In your opinion, does the growing market of objects connected to smartphones and bluetooth have huge potential for security flaws?
Gilles Lunzenfichter: Yes, these objects present huge breaches, that’s why no hospital is going to collect data with a device if it’s not sure of the endpoint. In the future, there will be increasingly strong security requirements from hospital IT teams. Hacking and ransomware risks have become too dangerous.
With our gateway, we can still include bluetooth devices, but with security settings. For example, we don’t let any measurements through if they are from a device we haven’t registered beforehand. In our cloud platform, we know exactly which devices the hospitals we collaborate with have distributed. So if there’s a measurement from a device we do not know, we do not let it pass through.
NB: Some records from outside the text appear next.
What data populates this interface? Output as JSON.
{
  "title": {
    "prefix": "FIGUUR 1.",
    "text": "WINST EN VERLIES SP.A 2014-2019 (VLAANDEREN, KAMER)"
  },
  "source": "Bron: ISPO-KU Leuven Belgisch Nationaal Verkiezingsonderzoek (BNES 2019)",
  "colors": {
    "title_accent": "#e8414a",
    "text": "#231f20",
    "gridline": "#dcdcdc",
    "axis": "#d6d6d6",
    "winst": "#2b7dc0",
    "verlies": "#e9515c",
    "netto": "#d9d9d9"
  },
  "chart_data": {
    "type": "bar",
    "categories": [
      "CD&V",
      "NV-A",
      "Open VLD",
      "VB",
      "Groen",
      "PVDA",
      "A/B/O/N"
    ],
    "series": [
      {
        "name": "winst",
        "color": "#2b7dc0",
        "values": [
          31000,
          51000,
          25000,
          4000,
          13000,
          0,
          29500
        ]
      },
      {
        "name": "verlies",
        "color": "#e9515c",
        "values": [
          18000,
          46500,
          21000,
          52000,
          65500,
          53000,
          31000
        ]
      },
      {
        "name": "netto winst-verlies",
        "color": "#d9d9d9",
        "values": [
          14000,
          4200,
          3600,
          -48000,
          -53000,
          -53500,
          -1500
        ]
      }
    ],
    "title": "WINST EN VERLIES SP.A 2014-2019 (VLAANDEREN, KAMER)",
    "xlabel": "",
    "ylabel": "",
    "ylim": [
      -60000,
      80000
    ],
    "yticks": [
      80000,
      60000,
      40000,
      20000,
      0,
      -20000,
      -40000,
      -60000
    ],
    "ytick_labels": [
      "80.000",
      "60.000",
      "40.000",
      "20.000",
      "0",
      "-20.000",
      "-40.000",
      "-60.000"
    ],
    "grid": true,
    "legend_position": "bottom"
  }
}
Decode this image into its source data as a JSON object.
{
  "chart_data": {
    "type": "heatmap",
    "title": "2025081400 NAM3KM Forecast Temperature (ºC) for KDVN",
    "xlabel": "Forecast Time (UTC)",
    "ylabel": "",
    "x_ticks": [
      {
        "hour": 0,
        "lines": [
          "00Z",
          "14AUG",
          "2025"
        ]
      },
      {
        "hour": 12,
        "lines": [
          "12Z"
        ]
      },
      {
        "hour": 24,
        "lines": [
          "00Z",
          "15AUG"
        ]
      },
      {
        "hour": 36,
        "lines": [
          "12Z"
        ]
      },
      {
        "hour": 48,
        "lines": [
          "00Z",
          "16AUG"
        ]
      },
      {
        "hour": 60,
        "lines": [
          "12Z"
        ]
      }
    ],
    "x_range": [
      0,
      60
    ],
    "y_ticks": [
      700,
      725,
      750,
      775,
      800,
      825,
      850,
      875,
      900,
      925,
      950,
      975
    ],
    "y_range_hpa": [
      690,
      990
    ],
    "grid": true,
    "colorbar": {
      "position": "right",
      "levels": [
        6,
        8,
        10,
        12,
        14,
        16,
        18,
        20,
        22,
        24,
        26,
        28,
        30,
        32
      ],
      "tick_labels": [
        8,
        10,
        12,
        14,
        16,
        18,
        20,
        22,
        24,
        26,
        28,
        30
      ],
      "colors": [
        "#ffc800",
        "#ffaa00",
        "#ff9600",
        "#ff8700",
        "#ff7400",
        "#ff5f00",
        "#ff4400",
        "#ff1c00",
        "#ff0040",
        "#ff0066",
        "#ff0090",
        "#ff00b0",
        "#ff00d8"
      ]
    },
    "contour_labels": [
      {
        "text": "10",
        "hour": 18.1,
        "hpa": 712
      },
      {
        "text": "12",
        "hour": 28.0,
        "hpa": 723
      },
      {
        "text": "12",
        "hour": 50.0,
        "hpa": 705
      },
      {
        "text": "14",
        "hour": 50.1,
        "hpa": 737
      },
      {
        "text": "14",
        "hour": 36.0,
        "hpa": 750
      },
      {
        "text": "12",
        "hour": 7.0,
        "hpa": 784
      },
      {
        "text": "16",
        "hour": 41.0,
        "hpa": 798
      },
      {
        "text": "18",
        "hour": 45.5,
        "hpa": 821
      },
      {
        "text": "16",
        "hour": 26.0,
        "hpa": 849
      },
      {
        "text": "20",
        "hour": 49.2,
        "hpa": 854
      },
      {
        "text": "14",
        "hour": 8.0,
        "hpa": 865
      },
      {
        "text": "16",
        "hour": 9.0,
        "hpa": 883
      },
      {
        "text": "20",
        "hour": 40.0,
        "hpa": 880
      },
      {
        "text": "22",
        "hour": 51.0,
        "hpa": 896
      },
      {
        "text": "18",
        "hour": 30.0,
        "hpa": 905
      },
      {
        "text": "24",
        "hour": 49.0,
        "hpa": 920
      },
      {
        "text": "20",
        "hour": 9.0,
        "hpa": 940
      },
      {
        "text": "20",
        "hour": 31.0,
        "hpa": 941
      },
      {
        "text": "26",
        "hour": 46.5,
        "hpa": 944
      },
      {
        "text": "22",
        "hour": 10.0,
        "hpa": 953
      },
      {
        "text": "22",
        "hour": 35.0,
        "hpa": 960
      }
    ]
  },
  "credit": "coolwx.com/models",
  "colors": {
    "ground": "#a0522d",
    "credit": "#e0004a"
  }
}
That’s why it has to be the physicians who provide the patients with devices. This allows us to control everything that enters the hospital’s clinical system.
The cybersecurity risk surrounding connected objects in hospitals is already huge. There can be a financial risk, the hospital can find itself completely stuck, etc. And in our industry, that is, devices for remote patient monitoring and connection in the home, the risk is even greater. It’s exponential!
So the only way to reduce the risk of breaches is to do it on a private cellular network, and the only way to have a private cellular network is to do what we do with our security settings. The whole transmission chain must be completely reliable.
What about respect for the patient’s privacy?
Gilles Lunzenfichter: Once Mr. Martin is given device 33, he does not need to enter any information about himself, he simply measures his blood pressure with device 33. Then, the information is sent and immediately our cloud knows that device 33 has been given to him by the Timone hospital in Marseille and the data must be sent to that hospital. And in Marseille, they know that device 33 belongs to Mr. Martin.
So when the blood pressure data from device 33 enters the Timone hospital in Marseille, it is automatically assigned to Mr. Martin’s patient file. Patient privacy is fully respected as no patient identity or information that would make a patient identifiable is shared with any device manufacturer or with us. This is also our strength.
We have already been integrated with 50 remote monitoring systems in Europe. We exceeded one million in turnover last year and today we have about 10,000 connected devices.
Our goal is to reach 100,000 connected devices in the next two years and the partnership Beurer will help us scale up in terms of logistics and device financing. This will also be made possible by the remote monitoring reimbursement policies that are emerging throughout Europe following the Covid-19 pandemic. Because Covid-19 made it clear that remote monitoring is the future of medicine for chronic and elderly patients.